Research

Bayesian Hierarchical Models
Application of Bayesian hierarchical models to characterize spatio-temporal patterns in environmental exposures, health outcomes, and ecological processes to support robust risk assessment and evidence-based decision-making.

Approximate Bayesian Inference
Development of scalable spatio-temporal Bayesian models using Integrated Nested Laplace Approximation (INLA) to allow fast and accurate inference, overcoming the computational limitations of traditional MCMC methods.

Disease Mapping
Bayesian disease mapping in settings where data are aggregated over small or irregular spatial units, and differences in population size and spatial structure can make standard approaches unstable or misleading.

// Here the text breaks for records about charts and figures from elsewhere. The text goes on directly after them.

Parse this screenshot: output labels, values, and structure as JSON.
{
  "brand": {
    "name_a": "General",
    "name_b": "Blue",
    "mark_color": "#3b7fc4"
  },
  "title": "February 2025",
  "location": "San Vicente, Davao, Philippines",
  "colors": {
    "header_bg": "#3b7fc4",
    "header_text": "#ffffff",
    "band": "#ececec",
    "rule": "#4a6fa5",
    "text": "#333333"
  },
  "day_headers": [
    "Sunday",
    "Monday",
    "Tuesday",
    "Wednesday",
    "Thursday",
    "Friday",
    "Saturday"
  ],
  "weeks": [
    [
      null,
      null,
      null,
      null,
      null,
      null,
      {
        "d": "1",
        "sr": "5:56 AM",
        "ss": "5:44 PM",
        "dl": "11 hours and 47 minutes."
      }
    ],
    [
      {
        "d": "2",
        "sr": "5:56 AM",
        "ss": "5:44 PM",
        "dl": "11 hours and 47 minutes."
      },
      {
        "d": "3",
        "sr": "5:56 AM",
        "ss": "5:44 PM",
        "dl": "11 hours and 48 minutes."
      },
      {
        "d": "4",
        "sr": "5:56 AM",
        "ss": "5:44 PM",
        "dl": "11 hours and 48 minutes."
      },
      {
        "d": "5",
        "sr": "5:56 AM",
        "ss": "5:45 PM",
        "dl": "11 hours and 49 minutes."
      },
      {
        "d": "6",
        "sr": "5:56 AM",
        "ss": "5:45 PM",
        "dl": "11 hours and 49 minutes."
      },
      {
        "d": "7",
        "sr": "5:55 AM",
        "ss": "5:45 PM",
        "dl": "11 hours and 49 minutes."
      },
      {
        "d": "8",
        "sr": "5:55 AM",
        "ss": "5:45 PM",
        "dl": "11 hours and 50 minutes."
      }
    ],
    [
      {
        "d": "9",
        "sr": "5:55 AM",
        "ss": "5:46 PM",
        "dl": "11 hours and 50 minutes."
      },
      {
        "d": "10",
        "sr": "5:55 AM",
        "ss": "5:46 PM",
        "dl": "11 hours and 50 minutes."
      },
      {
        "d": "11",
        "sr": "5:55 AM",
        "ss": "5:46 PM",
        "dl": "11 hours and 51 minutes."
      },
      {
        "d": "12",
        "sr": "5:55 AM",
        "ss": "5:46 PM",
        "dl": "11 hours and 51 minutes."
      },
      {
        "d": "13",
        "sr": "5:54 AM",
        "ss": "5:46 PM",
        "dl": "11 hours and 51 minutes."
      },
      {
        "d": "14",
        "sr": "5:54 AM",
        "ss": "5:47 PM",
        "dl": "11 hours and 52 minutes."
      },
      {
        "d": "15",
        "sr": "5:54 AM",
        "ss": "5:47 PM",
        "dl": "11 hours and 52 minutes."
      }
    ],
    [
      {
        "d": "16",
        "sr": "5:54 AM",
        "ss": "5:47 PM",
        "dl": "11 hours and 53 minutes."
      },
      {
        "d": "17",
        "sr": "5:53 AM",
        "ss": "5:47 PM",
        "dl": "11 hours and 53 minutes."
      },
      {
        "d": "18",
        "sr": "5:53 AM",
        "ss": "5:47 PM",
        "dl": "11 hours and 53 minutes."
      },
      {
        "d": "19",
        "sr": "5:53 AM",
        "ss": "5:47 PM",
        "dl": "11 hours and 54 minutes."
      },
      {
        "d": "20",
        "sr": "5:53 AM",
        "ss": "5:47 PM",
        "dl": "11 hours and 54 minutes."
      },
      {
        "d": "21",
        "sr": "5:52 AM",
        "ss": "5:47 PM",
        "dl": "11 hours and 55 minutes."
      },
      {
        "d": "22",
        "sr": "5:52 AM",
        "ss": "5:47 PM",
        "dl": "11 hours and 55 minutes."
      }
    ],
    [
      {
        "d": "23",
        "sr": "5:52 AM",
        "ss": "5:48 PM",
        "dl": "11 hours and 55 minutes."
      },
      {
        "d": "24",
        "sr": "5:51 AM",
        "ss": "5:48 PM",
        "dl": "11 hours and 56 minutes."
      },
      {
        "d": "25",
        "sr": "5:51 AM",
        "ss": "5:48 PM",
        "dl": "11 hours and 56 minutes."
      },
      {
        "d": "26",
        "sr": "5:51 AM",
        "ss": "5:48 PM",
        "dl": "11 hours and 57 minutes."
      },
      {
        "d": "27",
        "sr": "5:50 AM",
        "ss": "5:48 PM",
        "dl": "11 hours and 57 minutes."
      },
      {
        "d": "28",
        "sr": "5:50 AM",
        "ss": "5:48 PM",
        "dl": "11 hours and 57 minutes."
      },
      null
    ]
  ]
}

Spatial & Enviromental Statistics
Bayesian hierarchical models to quantify spatial variation in environmental exposures and associated health risks, integrating heterogeneous data sources (e.g., environmental, demographic, and health records) within a coherent probabilistic framework.

Composite Indicators
Spatial Bayesian latent factor models to construct composite indicators of climate and environmental vulnerability in urban areas, integrating multiple data sources and quantifying uncertainty in a coherent probabilistic framework.

Geospatial Data Visualization
Turning complex spatial analyses into web-based mapping applications and interactive visualizations that make results easier to explore, interpret, and use for decision-making.